What issues should people in this category think about:

  • Who will care for their minor children in the event both parents pass away?
  • What is the best way to protect their children’s inheritance in the event of tragedy? Who will manage their children’s financial inheritance?
  • Who will make financial and medical decisions for them in the event they are unable to do so?
  • Who will handle the affairs of their estate?

We can help clients think through these issues and put a plan in place that provides important protections.

 

Looking Forward

family with kids Many of our clients are looking forward to their post-retirement lives, and are eager to devote time to active lifestyles, travel, children and grandchildren, and their communities. As their children age and they near retirement, their planning needs change. Some fall into the ‘sandwich generation’ of caring for both children and aging parents.

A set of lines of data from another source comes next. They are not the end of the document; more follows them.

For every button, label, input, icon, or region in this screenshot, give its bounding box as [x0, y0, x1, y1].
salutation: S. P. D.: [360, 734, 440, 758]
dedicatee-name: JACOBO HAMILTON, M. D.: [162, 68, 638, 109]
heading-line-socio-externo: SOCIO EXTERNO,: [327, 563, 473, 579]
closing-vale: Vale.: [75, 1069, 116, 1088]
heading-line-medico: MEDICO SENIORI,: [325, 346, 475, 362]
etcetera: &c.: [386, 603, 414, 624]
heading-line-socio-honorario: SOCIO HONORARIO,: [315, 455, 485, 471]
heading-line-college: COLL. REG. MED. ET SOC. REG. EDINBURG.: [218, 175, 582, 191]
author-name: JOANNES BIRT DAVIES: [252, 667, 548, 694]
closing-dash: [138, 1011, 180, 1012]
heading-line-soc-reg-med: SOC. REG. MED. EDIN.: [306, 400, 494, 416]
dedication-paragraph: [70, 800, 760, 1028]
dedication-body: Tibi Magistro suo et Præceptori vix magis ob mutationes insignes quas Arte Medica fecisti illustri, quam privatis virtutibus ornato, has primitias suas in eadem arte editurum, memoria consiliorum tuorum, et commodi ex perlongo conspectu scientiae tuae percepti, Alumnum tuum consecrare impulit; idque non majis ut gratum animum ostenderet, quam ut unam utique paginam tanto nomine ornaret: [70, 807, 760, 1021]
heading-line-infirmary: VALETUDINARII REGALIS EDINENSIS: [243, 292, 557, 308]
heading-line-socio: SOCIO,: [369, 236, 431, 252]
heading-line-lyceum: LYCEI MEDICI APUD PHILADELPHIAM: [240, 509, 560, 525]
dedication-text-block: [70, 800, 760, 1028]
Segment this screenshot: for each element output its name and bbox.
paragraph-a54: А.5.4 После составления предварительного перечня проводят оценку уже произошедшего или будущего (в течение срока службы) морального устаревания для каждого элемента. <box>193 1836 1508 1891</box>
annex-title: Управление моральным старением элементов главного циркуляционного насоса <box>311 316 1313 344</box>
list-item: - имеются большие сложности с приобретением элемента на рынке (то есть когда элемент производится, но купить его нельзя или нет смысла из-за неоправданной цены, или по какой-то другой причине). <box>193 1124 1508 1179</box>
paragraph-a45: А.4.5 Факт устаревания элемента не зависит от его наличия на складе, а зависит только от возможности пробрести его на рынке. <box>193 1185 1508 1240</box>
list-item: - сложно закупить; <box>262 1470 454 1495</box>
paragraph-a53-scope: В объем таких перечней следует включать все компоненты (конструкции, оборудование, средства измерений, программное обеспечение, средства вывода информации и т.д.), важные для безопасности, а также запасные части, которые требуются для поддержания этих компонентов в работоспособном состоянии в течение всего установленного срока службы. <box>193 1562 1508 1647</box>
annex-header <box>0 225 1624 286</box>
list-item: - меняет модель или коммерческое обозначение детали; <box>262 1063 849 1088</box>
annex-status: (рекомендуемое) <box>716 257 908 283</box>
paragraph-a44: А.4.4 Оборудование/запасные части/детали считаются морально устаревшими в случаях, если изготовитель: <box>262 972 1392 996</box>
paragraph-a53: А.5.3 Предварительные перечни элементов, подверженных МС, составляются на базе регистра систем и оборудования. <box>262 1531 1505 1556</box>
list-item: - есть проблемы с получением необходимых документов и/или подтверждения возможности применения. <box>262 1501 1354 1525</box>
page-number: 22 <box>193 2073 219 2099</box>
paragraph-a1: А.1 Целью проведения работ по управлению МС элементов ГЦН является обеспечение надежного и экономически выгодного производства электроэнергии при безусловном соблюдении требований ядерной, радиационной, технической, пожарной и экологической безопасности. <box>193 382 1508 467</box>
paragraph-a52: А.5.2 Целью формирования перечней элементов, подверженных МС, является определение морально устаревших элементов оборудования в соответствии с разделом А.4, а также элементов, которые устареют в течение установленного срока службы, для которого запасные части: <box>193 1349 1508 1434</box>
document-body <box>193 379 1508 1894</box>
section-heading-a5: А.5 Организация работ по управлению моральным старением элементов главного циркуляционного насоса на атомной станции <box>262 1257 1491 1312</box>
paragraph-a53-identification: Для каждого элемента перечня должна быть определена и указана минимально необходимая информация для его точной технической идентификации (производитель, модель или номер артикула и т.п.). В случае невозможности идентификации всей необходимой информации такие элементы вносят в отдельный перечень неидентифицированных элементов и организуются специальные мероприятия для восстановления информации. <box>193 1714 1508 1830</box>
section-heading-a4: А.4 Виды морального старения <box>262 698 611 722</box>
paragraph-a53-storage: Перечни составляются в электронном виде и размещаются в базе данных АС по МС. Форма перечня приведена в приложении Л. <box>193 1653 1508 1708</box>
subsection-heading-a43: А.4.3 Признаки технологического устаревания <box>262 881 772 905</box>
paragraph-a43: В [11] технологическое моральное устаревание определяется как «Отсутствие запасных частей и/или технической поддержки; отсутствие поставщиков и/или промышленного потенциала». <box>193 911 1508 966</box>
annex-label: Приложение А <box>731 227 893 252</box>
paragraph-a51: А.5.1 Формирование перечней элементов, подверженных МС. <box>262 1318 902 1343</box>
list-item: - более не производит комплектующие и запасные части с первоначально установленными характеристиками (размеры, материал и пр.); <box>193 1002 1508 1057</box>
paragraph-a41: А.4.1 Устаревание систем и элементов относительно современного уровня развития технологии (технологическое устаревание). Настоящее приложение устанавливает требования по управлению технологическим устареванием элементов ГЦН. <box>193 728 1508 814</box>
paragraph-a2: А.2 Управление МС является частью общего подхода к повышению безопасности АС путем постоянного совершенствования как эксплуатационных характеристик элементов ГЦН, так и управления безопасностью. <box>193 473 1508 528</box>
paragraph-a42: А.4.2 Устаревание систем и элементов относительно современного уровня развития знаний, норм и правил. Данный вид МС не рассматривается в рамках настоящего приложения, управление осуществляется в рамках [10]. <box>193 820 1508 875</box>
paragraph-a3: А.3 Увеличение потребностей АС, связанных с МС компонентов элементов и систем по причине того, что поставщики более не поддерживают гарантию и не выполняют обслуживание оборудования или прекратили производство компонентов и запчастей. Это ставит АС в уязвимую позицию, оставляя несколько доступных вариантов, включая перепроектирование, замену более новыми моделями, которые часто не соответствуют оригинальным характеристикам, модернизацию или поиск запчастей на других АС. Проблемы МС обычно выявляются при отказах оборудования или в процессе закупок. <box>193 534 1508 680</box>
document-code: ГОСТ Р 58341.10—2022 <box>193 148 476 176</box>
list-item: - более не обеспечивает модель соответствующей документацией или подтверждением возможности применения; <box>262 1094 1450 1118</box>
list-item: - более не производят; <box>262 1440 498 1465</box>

In some cases, their needs are simpler than they were earlier in life. Their children may be mature enough to handle an inheritance, and the need for a testamentary trust has diminished. In some cases, their needs are more complex, because they are considering planning for grandchildren, advanced estate, gift, and generation-transfer tax planning, and sophisticated charitable gifts.

If they own all or part of a business, they may be thinking about the retirement, and the transition of the business to a buyer, employees, or their children.

What issues should people in this category think about:

  • Who will make financial and medical decisions for them in the event they are alive but unable to do so?
  • How does their financial plan integrate with their estate plan?
  • What is the best way to structure their children’s inheritance? Does it make sense to consider making lifetime gifts to children or grandchildren? Are their children capable of managing their inheritance, or are trusts or other vehicles necessary?
  • What commitments do they want to make to charity - either of time or financially?
  • Who will handle the affairs of their estate?

We can help these clients review and revise goals and priorities, consider their options when it comes to implementing their plans, and coordinate financial, charitable, and estate planning.

Case Study: Emma’s Family »

 

Second Half

senior family Some of our clients are currently enjoying retirement. They know how much money they have and care very much about who gets it when they are gone. They are thinking about the legacy they want to leave for their family and community.

These clients may be considering the impact of estate and gift taxes on their overall plans, and thinking about making lifetime gifts to their children, grandchildren, and charity. Disability planning may take on increased importance.

We can help these clients plan and implement lifetime gifting strategies; consider the use of estate, gift, and generation-skipping transfer taxes exemptions and exclusions; consider their needs in the event of disability; think about charitable gifts, including gifts that pay them an income; create plans that provide protections for the surviving spouse and family in the event of a death.

 

On Your Own

on your own Estate planning is especially important for single and divorced individuals and unmarried couples, no matter their age or financial status.

State and federal law provides important protections and benefits for legally married spouses (and in some cases registered domestic partners). Single and divorced clients, and unmarried couples, are often unable to take advantage of these protections, and need to carefully consider the impact of their death or disability on those they care about.

These clients may need to carefully consider how their assets will be distributed after their death, who will serve as trustee of any trusts under a will, or as personal representative of the estate or the guardian for minor children, etc.

In fact, single parents often have a greater need for trusts or other more complex planning tools to protect their children’s inheritance.

We can help these clients understand the legal and practical implications of their marital status, and help them craft a plan that meets their needs.

 

Pet Owners

pet lover For many people, pets are cherished members of the family. It’s not surprising that many of our clients are pet owners who want to ensure that their pets’ safety and well-being are addressed in their planning.

We can help these clients make appropriate plans for their pets in the event of the companion’s death, including, where necessary, pet trusts, appointment of pet guardians, or other protections.